I woke up this morning to hear the BBC say that the Episcopal Church had "suspended the consecration of gay bishops". My heart sank at the thought that perhaps the Bishops in New Orleans had suddenly been pressurised to take a much more conservative line than they have been previously. So I was relieved when, over breakfast, I read the Statement itself. It seems to me and to those I've spoken to in the UK that the Bishops have done a good thing. They have gone the extra mile to meet ++Rowan's desire to hold the Communion together and to keep talking. Clearly the moratorium continues and that's a big price to pay - clearly the ministry of LGBT clergy cannot yet be fully affirmed and that's a huge price too. And clearly SSB's are not yet to become routine parts of the ministry of local churches although I welcome the recognition that local pastoral needs must be recognised.

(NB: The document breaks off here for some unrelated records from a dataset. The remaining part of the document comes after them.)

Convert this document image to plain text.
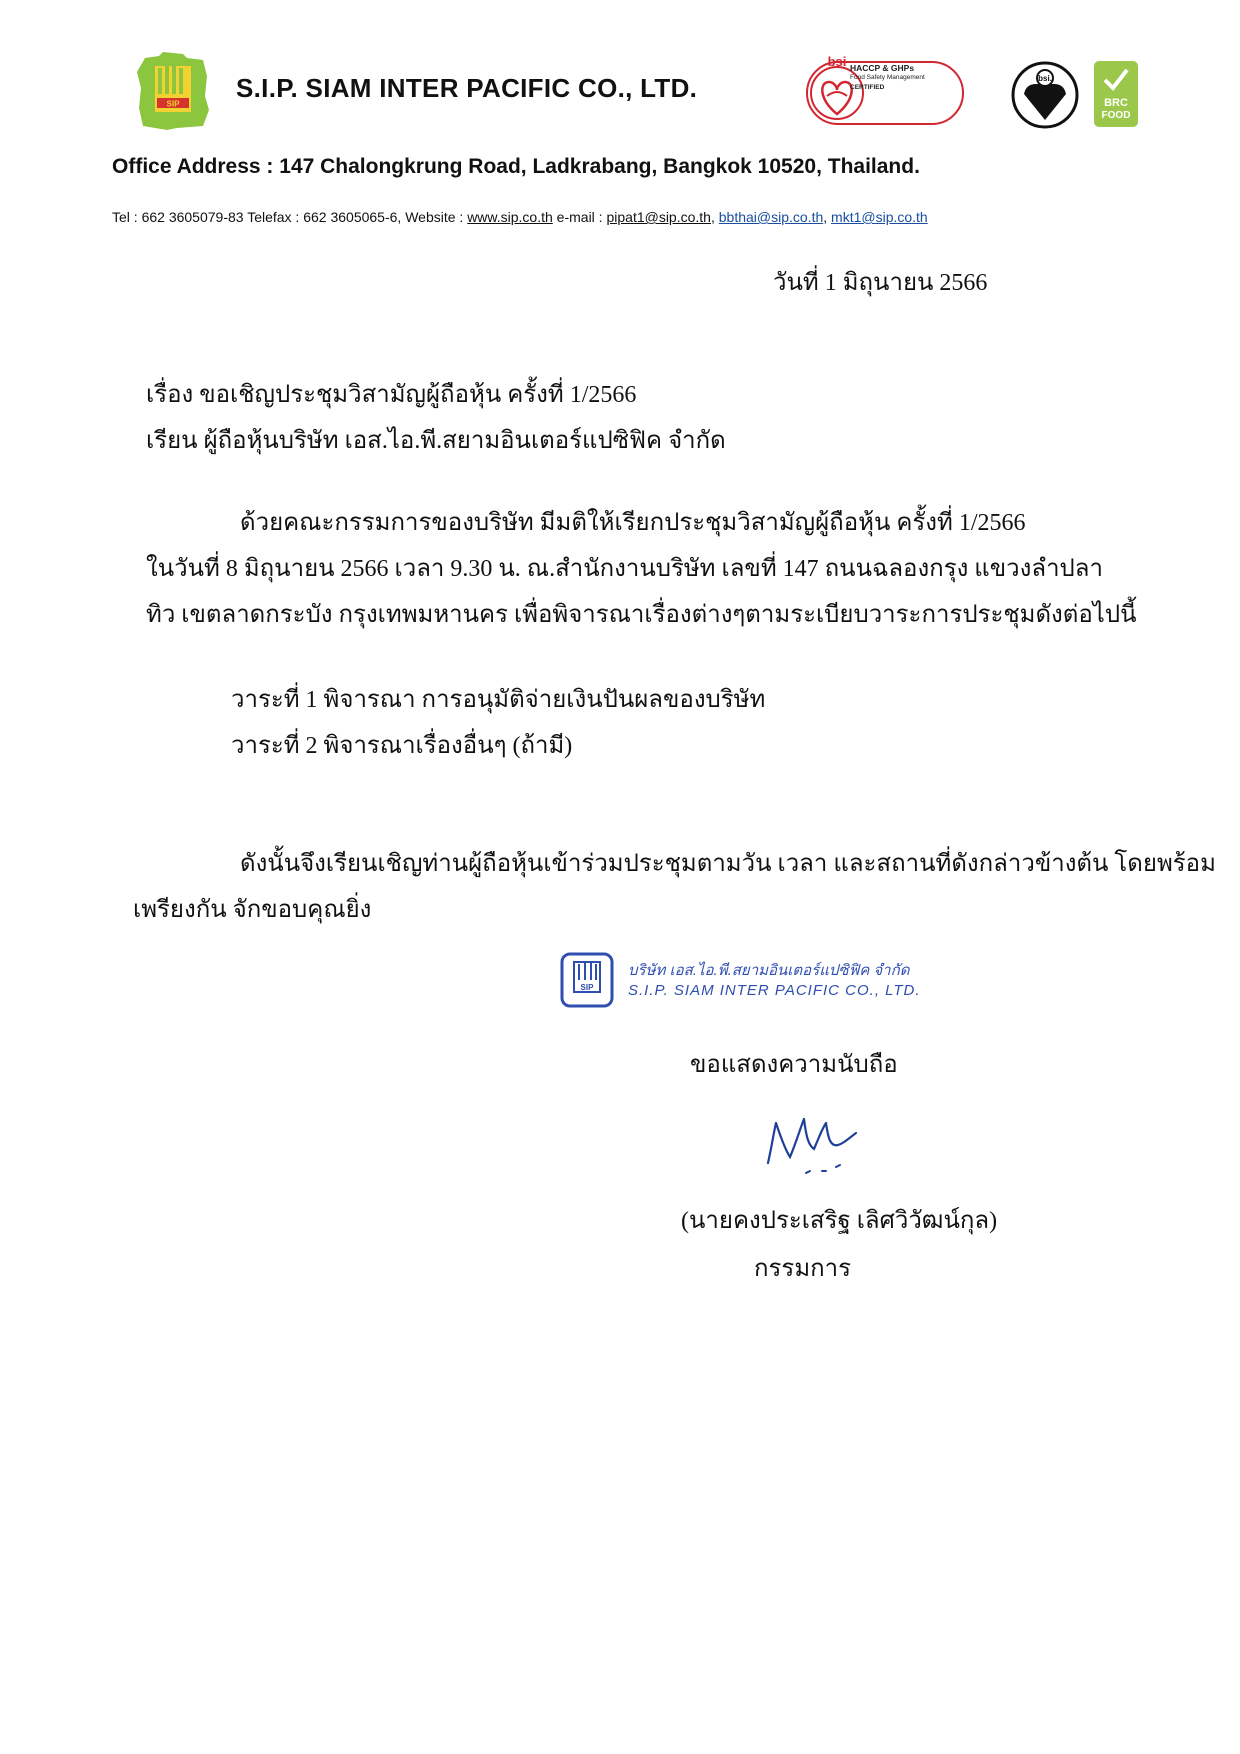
SIP
S.I.P. SIAM INTER PACIFIC CO., LTD.
bsi HACCP & GHPs
Food Safety Management
CERTIFIED
bsi.
BRC
FOOD
Office Address : 147 Chalongkrung Road, Ladkrabang, Bangkok 10520, Thailand.
Tel : 662 3605079-83 Telefax : 662 3605065-6, Website : www.sip.co.th e-mail : pipat1@sip.co.th, bbthai@sip.co.th, mkt1@sip.co.th
วันที่ 1 มิถุนายน 2566
เรื่อง ขอเชิญประชุมวิสามัญผู้ถือหุ้น ครั้งที่ 1/2566
เรียน ผู้ถือหุ้นบริษัท เอส.ไอ.พี.สยามอินเตอร์แปซิฟิค จำกัด
ด้วยคณะกรรมการของบริษัท มีมติให้เรียกประชุมวิสามัญผู้ถือหุ้น ครั้งที่ 1/2566
ในวันที่ 8 มิถุนายน 2566 เวลา 9.30 น. ณ.สำนักงานบริษัท เลขที่ 147 ถนนฉลองกรุง แขวงลำปลา
ทิว เขตลาดกระบัง กรุงเทพมหานคร เพื่อพิจารณาเรื่องต่างๆตามระเบียบวาระการประชุมดังต่อไปนี้
วาระที่ 1 พิจารณา การอนุมัติจ่ายเงินปันผลของบริษัท
วาระที่ 2 พิจารณาเรื่องอื่นๆ (ถ้ามี)
ดังนั้นจึงเรียนเชิญท่านผู้ถือหุ้นเข้าร่วมประชุมตามวัน เวลา และสถานที่ดังกล่าวข้างต้น โดยพร้อม
เพรียงกัน จักขอบคุณยิ่ง
SIP
บริษัท เอส.ไอ.พี.สยามอินเตอร์แปซิฟิค จำกัด
S.I.P. SIAM INTER PACIFIC CO., LTD.
ขอแสดงความนับถือ
(นายคงประเสริฐ เลิศวิวัฒน์กุล)
กรรมการ
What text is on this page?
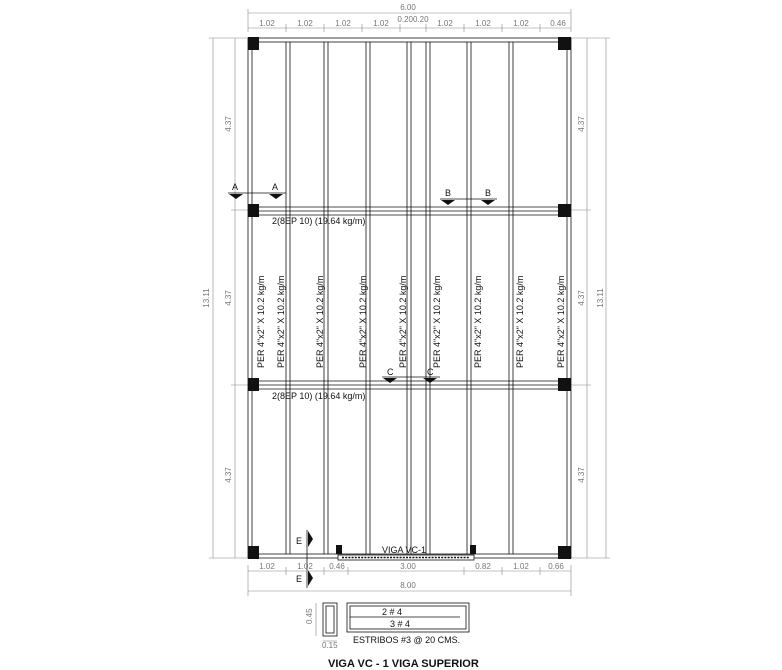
6.00
1.02	1.02	1.02	1.02 0.200.20 1.02	1.02	1.02	0.46
13.11
4.37
4.37
4.37
4.37
4.37
4.37
13.11
VIGA VC-1
PER 4"x2" X 10.2 kg/m PER 4"x2" X 10.2 kg/m	PER 4"x2" X 10.2 kg/m	PER 4"x2" X 10.2 kg/m	PER 4"x2" X 10.2 kg/m	PER 4"x2" X 10.2 kg/m	PER 4"x2" X 10.2 kg/m	PER 4"x2" X 10.2 kg/m	PER 4"x2" X 10.2 kg/m
2(8EP 10) (19.64 kg/m)
2(8EP 10) (19.64 kg/m)
A	A
B	B
C	C
E
E
1.02	1.02 0.46	3.00	0.82	1.02 0.66
8.00
0.45
0.15
2 # 4
3 # 4
ESTRIBOS #3 @ 20 CMS.
VIGA VC - 1 VIGA SUPERIOR
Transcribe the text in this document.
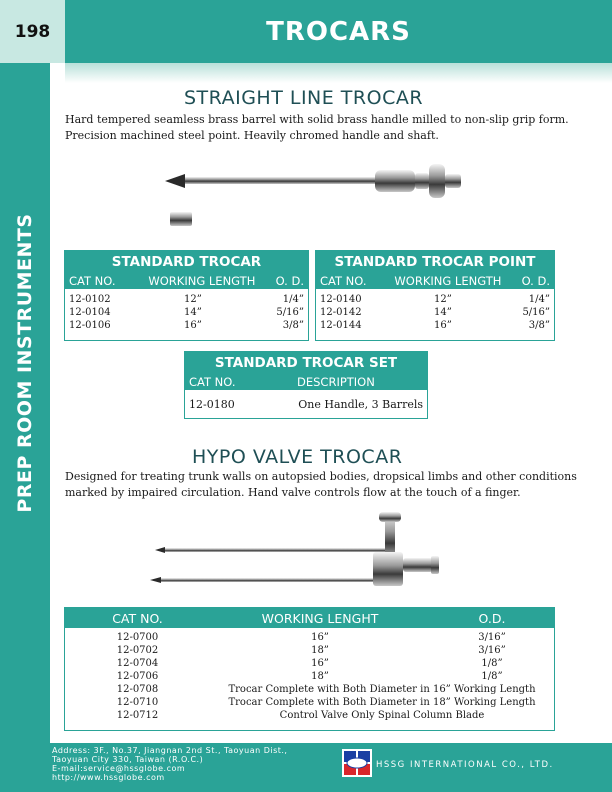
198	TROCARS
PREP ROOM INSTRUMENTS
STRAIGHT LINE TROCAR
Hard tempered seamless brass barrel with solid brass handle milled to non-slip grip form.
Precision machined steel point. Heavily chromed handle and shaft.
STANDARD TROCAR
CAT NO.	WORKING LENGTH	O. D.
12-0102	12”	1/4”
12-0104	14”	5/16”
12-0106	16”	3/8”
STANDARD TROCAR POINT
CAT NO.	WORKING LENGTH	O. D.
12-0140	12”	1/4”
12-0142	14”	5/16”
12-0144	16”	3/8”
STANDARD TROCAR SET
CAT NO.	DESCRIPTION
12-0180	One Handle, 3 Barrels
HYPO VALVE TROCAR
Designed for treating trunk walls on autopsied bodies, dropsical limbs and other conditions
marked by impaired circulation. Hand valve controls flow at the touch of a finger.
CAT NO.	WORKING LENGHT	O.D.
12-0700	16”	3/16”
12-0702	18”	3/16”
12-0704	16”	1/8”
12-0706	18”	1/8”
12-0708	Trocar Complete with Both Diameter in 16” Working Length
12-0710	Trocar Complete with Both Diameter in 18” Working Length
12-0712	Control Valve Only Spinal Column Blade
Address: 3F., No.37, Jiangnan 2nd St., Taoyuan Dist.,
Taoyuan City 330, Taiwan (R.O.C.)
E-mail:service@hssglobe.com
http://www.hssglobe.com
HSSG INTERNATIONAL CO., LTD.
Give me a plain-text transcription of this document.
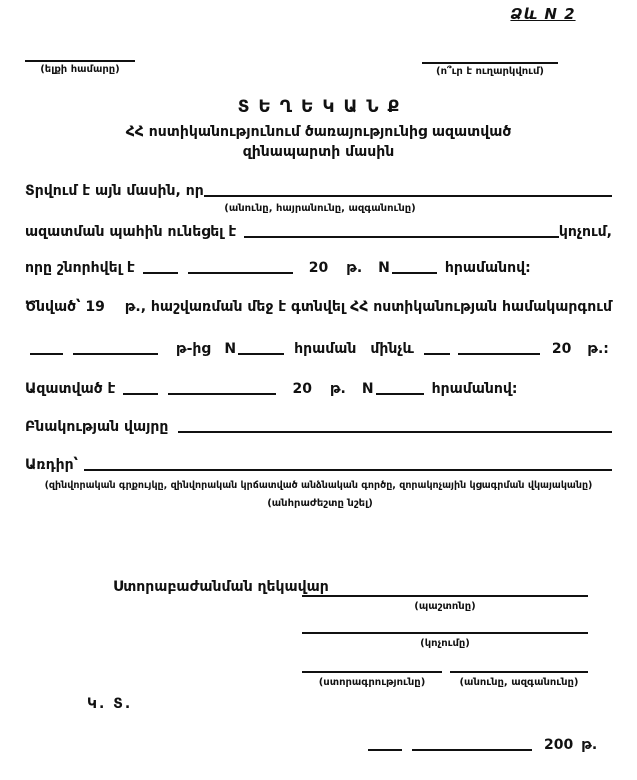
Ձև N 2
(ելքի համարը)	(ո՞ւր է ուղարկվում)
ՏԵՂԵԿԱՆՔ
ՀՀ ոստիկանությունում ծառայությունից ազատված
զինապարտի մասին
Տրվում է այն մասին, որ
(անունը, հայրանունը, ազգանունը)
ազատման պահին ունեցել է	կոչում,
որը շնորհվել է	20 թ. N	հրամանով:
Ծնված՝ 19 թ., հաշվառման մեջ է գտնվել ՀՀ ոստիկանության համակարգում
թ-ից N	հրաման մինչև	20 թ.:
Ազատված է	20 թ. N	հրամանով:
Բնակության վայրը
Առդիր՝
(զինվորական գրքույկը, զինվորական կրճատված անձնական գործը, զորակոչային կցագրման վկայականը)
(անհրաժեշտը նշել)
Ստորաբաժանման ղեկավար
(պաշտոնը)
(կոչումը)
(ստորագրությունը)	(անունը, ազգանունը)
Կ. Տ.
200 թ.
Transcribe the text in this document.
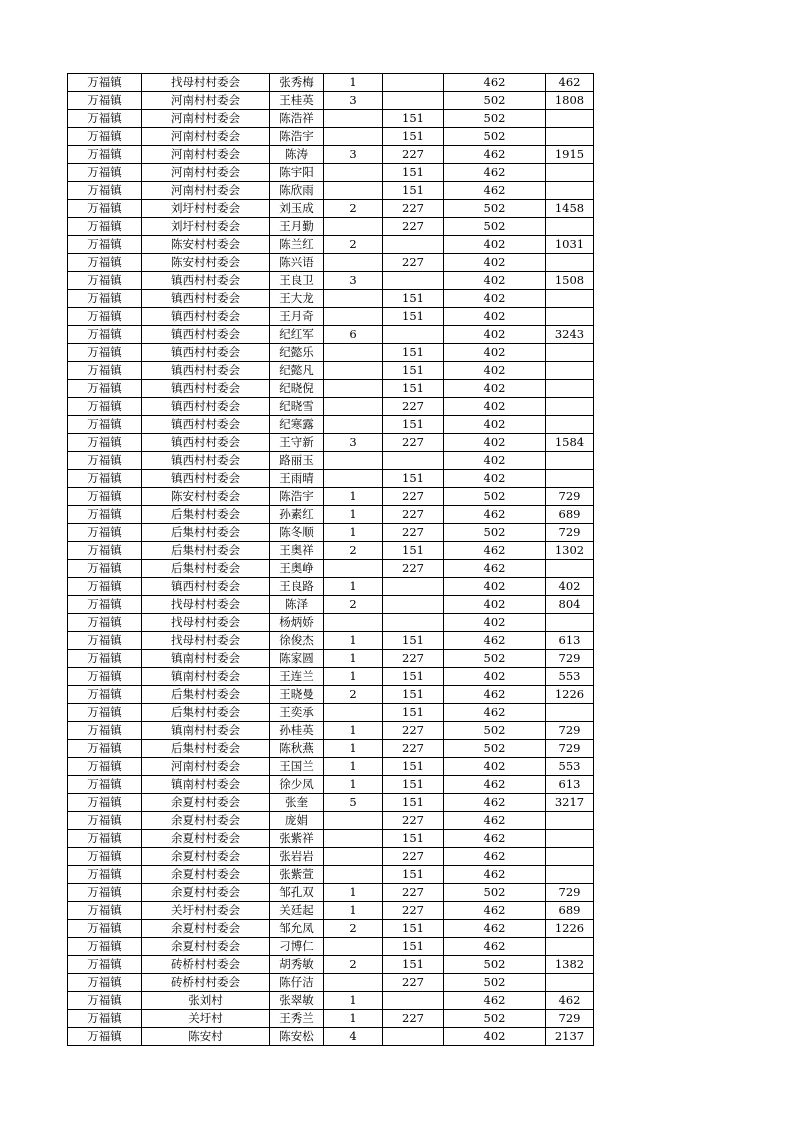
万福镇	找母村村委会	张秀梅	1		462	462
万福镇	河南村村委会	王桂英	3		502	1808
万福镇	河南村村委会	陈浩祥		151	502	
万福镇	河南村村委会	陈浩宇		151	502	
万福镇	河南村村委会	陈涛	3	227	462	1915
万福镇	河南村村委会	陈宇阳		151	462	
万福镇	河南村村委会	陈欣雨		151	462	
万福镇	刘圩村村委会	刘玉成	2	227	502	1458
万福镇	刘圩村村委会	王月勤		227	502	
万福镇	陈安村村委会	陈兰红	2		402	1031
万福镇	陈安村村委会	陈兴语		227	402	
万福镇	镇西村村委会	王良卫	3		402	1508
万福镇	镇西村村委会	王大龙		151	402	
万福镇	镇西村村委会	王月奇		151	402	
万福镇	镇西村村委会	纪红军	6		402	3243
万福镇	镇西村村委会	纪懿乐		151	402	
万福镇	镇西村村委会	纪懿凡		151	402	
万福镇	镇西村村委会	纪晓倪		151	402	
万福镇	镇西村村委会	纪晓雪		227	402	
万福镇	镇西村村委会	纪寒露		151	402	
万福镇	镇西村村委会	王守新	3	227	402	1584
万福镇	镇西村村委会	路丽玉			402	
万福镇	镇西村村委会	王雨晴		151	402	
万福镇	陈安村村委会	陈浩宇	1	227	502	729
万福镇	后集村村委会	孙素红	1	227	462	689
万福镇	后集村村委会	陈冬顺	1	227	502	729
万福镇	后集村村委会	王奥祥	2	151	462	1302
万福镇	后集村村委会	王奥峥		227	462	
万福镇	镇西村村委会	王良路	1		402	402
万福镇	找母村村委会	陈泽	2		402	804
万福镇	找母村村委会	杨炳娇			402	
万福镇	找母村村委会	徐俊杰	1	151	462	613
万福镇	镇南村村委会	陈家圆	1	227	502	729
万福镇	镇南村村委会	王连兰	1	151	402	553
万福镇	后集村村委会	王晓曼	2	151	462	1226
万福镇	后集村村委会	王奕承		151	462	
万福镇	镇南村村委会	孙桂英	1	227	502	729
万福镇	后集村村委会	陈秋燕	1	227	502	729
万福镇	河南村村委会	王国兰	1	151	402	553
万福镇	镇南村村委会	徐少凤	1	151	462	613
万福镇	余夏村村委会	张奎	5	151	462	3217
万福镇	余夏村村委会	庞娟		227	462	
万福镇	余夏村村委会	张紫祥		151	462	
万福镇	余夏村村委会	张岩岩		227	462	
万福镇	余夏村村委会	张紫萱		151	462	
万福镇	余夏村村委会	邹孔双	1	227	502	729
万福镇	关圩村村委会	关廷起	1	227	462	689
万福镇	余夏村村委会	邹允凤	2	151	462	1226
万福镇	余夏村村委会	刁博仁		151	462	
万福镇	砖桥村村委会	胡秀敏	2	151	502	1382
万福镇	砖桥村村委会	陈仔洁		227	502	
万福镇	张刘村	张翠敏	1		462	462
万福镇	关圩村	王秀兰	1	227	502	729
万福镇	陈安村	陈安松	4		402	2137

But under the Statement discussion and dialogue can continue. That's the important thing, conclaves and councils in Pittsburgh notwithstanding! It may be that there is a splintering, and a few churches in the US decide to go their own way under the Southern Cone or wherever else. If t'were done, tis well t'were done quickly. The result of that would be that those who remain are committed to working TOGETHER and trying to understand each other. I hope that the Lambeth Conference (including Gene) will be a place of growth; we at IC are looking forward to working with people from all over the world to try to make it so.
I'm reading "Exclusion and Embrace" at the moment by Miroslav Volf; it's a brilliant book. At its heart is the need for each to recognise the other, as the father recognised the prodigal son from far off. And if we can start to do that, then God willing we'll make progress towards acknowledging the full humanity before God of all Christians. And then we can get on with the mission of preaching the Gospel.